Выбрать главу

Впоследствии он припомнил еще много деталей: почти полную чашку кофе в раковине (под напечатанным плакатом, гласившим: «Пожалуйста, мойте за собой чашки и не забывайте выдернуть шнур из розетки. Последнюю перегоревшую кофеварку заменили только в прошлом месяце»; секретарша Фина расписалась внизу широким росчерком), капающий кран. Но в тот момент все его внимание было сосредоточено на телефоне; набрав номер, он тяжело уселся в секретарское кресло.

Казалось, прошли годы, пока на другом конце взяли трубку и пожилой женский голос с тяжеловесным немецким акцентом произнес; «Да».

Голд наслушался немало рассказов о фрау докторше Хильдесхаймер, и единственное слово, донесшееся до него сейчас по телефону, убедило его, что легенды правдивы. Говорили, что упомянутая дама относится к телефону, дверному звонку и почтовому ящику как к представителям враждебной чужеземной армии, жаждущим отнять у нее супруга и убить его своими бесконечными требованиями.

Некоторые говорили, что только благодаря ей Хильдесхаймеру удалось дотянуть до своих лет (в следующем месяце ему должно было исполниться восемьдесят) — тут говорящий обычно стучал по деревяшке — без единой серьезной болячки.

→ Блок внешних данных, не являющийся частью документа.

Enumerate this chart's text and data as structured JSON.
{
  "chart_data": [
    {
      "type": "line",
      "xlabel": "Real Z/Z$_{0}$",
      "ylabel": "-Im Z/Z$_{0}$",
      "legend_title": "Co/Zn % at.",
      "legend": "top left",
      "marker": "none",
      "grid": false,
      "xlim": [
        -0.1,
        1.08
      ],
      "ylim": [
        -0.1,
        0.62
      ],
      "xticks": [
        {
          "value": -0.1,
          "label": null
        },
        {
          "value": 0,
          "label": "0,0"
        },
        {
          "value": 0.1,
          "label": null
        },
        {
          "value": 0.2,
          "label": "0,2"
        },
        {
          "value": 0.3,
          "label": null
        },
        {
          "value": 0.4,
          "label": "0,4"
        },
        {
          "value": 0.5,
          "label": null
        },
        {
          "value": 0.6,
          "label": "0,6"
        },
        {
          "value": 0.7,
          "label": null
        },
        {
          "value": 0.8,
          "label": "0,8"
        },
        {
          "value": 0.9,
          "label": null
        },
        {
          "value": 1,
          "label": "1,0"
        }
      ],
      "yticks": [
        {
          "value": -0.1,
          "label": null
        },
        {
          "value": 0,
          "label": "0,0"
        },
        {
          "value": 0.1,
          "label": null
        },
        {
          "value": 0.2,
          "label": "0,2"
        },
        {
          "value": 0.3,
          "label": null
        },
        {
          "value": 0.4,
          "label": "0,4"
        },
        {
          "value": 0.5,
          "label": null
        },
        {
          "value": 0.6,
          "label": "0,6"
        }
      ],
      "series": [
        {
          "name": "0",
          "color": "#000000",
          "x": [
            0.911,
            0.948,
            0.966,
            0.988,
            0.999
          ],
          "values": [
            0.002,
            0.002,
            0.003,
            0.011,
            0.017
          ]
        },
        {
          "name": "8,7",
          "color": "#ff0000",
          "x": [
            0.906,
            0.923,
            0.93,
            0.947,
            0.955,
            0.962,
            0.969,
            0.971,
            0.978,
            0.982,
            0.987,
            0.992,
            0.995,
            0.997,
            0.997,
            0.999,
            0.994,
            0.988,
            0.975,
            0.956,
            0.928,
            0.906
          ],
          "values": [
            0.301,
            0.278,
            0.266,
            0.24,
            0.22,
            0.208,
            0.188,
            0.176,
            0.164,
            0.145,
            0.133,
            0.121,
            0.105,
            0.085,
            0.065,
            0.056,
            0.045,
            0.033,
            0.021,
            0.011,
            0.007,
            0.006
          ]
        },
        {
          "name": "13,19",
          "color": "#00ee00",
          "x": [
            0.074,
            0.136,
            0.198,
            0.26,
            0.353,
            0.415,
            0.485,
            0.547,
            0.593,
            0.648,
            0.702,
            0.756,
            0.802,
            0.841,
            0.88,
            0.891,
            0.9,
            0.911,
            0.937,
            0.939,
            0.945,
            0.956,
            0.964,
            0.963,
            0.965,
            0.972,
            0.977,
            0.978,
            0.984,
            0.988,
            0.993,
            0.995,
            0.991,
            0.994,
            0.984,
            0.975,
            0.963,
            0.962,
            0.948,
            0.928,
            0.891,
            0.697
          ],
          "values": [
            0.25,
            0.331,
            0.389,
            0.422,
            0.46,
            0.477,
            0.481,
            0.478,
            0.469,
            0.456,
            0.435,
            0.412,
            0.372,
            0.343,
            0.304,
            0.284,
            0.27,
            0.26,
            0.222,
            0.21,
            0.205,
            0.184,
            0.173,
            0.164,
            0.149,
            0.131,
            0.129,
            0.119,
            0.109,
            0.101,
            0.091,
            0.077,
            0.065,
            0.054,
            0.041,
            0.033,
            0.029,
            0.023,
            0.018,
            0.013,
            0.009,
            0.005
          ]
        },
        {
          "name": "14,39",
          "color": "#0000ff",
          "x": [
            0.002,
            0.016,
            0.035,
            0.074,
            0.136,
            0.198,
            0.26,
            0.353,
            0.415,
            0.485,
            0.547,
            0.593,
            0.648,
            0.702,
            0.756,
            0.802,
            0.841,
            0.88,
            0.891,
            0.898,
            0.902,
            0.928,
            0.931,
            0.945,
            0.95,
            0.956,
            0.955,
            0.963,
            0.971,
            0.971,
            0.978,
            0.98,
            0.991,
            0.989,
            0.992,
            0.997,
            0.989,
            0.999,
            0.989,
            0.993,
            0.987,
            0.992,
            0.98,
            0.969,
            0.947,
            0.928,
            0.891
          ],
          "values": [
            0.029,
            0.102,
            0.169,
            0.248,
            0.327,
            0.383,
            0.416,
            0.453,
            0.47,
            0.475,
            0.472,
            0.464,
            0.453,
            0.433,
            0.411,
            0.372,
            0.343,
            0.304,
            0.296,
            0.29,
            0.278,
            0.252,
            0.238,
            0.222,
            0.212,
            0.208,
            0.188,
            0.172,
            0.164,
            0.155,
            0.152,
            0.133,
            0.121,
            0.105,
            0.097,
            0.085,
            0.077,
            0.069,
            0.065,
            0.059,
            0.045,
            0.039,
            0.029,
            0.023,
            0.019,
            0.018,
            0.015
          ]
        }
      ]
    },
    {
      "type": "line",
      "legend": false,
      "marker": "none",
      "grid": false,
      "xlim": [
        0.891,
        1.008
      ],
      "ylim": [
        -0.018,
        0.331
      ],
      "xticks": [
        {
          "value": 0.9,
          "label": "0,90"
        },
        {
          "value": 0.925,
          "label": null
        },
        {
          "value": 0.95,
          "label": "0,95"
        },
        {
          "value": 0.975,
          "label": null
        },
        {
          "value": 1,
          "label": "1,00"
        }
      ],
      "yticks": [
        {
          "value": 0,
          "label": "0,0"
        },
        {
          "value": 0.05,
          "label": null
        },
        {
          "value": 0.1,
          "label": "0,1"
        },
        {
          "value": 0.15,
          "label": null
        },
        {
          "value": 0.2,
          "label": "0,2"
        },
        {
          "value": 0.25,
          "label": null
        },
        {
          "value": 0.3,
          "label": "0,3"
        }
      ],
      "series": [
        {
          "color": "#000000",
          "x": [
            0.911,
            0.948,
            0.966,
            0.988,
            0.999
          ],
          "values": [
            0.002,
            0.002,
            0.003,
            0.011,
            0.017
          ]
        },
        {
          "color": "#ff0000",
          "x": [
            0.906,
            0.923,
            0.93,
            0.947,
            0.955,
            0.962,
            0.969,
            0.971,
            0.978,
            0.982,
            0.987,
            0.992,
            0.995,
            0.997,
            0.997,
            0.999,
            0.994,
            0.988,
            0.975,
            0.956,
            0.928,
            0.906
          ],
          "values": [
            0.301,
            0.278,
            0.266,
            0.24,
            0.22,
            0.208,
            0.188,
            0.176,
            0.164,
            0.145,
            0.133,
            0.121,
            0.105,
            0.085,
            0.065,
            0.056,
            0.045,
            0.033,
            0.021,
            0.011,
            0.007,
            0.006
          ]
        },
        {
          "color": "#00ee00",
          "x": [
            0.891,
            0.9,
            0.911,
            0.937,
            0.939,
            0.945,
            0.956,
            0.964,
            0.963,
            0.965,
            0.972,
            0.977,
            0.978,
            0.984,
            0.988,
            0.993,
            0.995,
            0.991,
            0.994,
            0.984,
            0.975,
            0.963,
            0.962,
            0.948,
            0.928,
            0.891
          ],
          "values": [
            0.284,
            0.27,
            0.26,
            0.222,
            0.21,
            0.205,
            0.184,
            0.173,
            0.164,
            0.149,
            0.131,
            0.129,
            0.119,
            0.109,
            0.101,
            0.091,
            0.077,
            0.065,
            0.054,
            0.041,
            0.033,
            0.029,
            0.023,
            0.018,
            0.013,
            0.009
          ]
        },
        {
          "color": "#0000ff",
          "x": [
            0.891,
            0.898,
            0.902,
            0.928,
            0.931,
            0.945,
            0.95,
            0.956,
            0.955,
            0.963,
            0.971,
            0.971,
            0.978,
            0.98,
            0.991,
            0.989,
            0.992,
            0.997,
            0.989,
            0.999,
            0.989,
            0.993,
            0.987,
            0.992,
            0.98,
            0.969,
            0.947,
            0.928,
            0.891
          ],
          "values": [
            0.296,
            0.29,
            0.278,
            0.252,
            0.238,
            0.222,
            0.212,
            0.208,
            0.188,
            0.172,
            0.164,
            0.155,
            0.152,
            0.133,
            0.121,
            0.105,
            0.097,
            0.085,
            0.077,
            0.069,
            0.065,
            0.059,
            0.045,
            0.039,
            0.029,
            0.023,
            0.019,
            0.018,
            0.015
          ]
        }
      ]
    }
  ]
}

Мало того что ежедневный распорядок старика оставался неизменным вот уже полвека (первые три десятка лет восьмичасовой рабочий день: с восьми до часу и с четырех до семи; а последние двадцать — шестичасовой: четыре часа утром и два днем; с двух до четырех он не существовал для всего остального мира); супруга его строго следила, чтобы он не переутомился, и это касалось не только приема пациентов: например, она ограничивала число лекций, которые ему позволялось читать или слушать, и число часов, которые он мог потратить на преподавание в Институте. Ходили слухи, что практически невозможно пообщаться с Хильдесхаймером, не получив вначале позволения его супруги.

Фрау Хильдесхаймер произнесла «да», и Голд услышал, словно со стороны, собственный четкий голос. Он назвался и сообщил, что звонит из Института. После короткой паузы Голд извинился, что беспокоит их в субботу, и объяснил, что произошло чрезвычайное событие. На другом конце воцарилось молчание, и Голд не был уверен, что она еще слушает. Он повторил слово «чрезвычайное», и чудо наконец случилось.

Зазвучал голос старика, вовсе не сонный, а собранный и готовый к любой неожиданности. Голд знал, что на утренней лекции ожидалось его присутствие, и решил, что тот намеревался пройтись. Его дом стоял недалеко от Института, и в хорошую погоду супруга поощряла физическую активность — в разумных пределах.

В тот момент, когда Голд услышал его «алло», он почувствовал, что бремя ответственности свалилось с его плеч. Не зная толком, как сказать главное, он еще раз повторил, что говорит Шломо Голд, что он в Институте и что он пришел пораньше, чтобы все приготовить. Хильдесхаймер произнес длинное, выжидательное «да-а», и, когда Голд замолчал — он не мог подобрать слов, — старик позвал слегка обеспокоенным голосом: «Доктор Голд?» — и Голд уверил его, что он на проводе. Затем быстро добавил, что случилось нечто ужасное, действительно ужасное — голос его дрожал — и что доктор Хильдесхаймер должен прийти немедленно. Прошло несколько мгновений, прежде чем старик ответил: «Хорошо, сейчас буду».

Голд положил трубку с чувством громадного облегчения. Затем он включил кофейник — это простое действие не имело никакого смысла, потому что вода закипала целый час, но в нем было что-то успокоительное.

Снаружи за распахнутыми окнами, должно быть, пели птицы, но внимание Голда было сосредоточено на единственном, долгожданном звуке, который зазвучал в его ушах прекраснейшей музыкой, — это был шум мотора такси, привезшего Хильдесхаймера. Голд кинулся к входной двери и выглянул наружу.

Две витые лестницы, ведущие к парадному крыльцу, не позволяли увидеть поднимавшегося по ним человека; круглая лысина доктора Хильдесхаймера внезапно показалась на верхней ступеньке правого лестничного пролета. С трудом верилось, что еще только половина десятого.

До появления Хильдесхаймера Голд избегал думать о том, что же собирается ему сказать. Но как только он увидел лысую голову наверху лестницы, то осознал, что придется рассказать старику о смерти Евы Нейдорф, его бывшей пациентки, бывшей ученицы и близкого друга — а кое-кто утверждал, что и самой большой любви его жизни, — той, что должна была стать его преемницей на посту главы ученого совета. При мысли об этом облегчение, которое Голд испытал после телефонного разговора, немедленно сменилось тревогой, а в желудке опять образовался бездонный провал.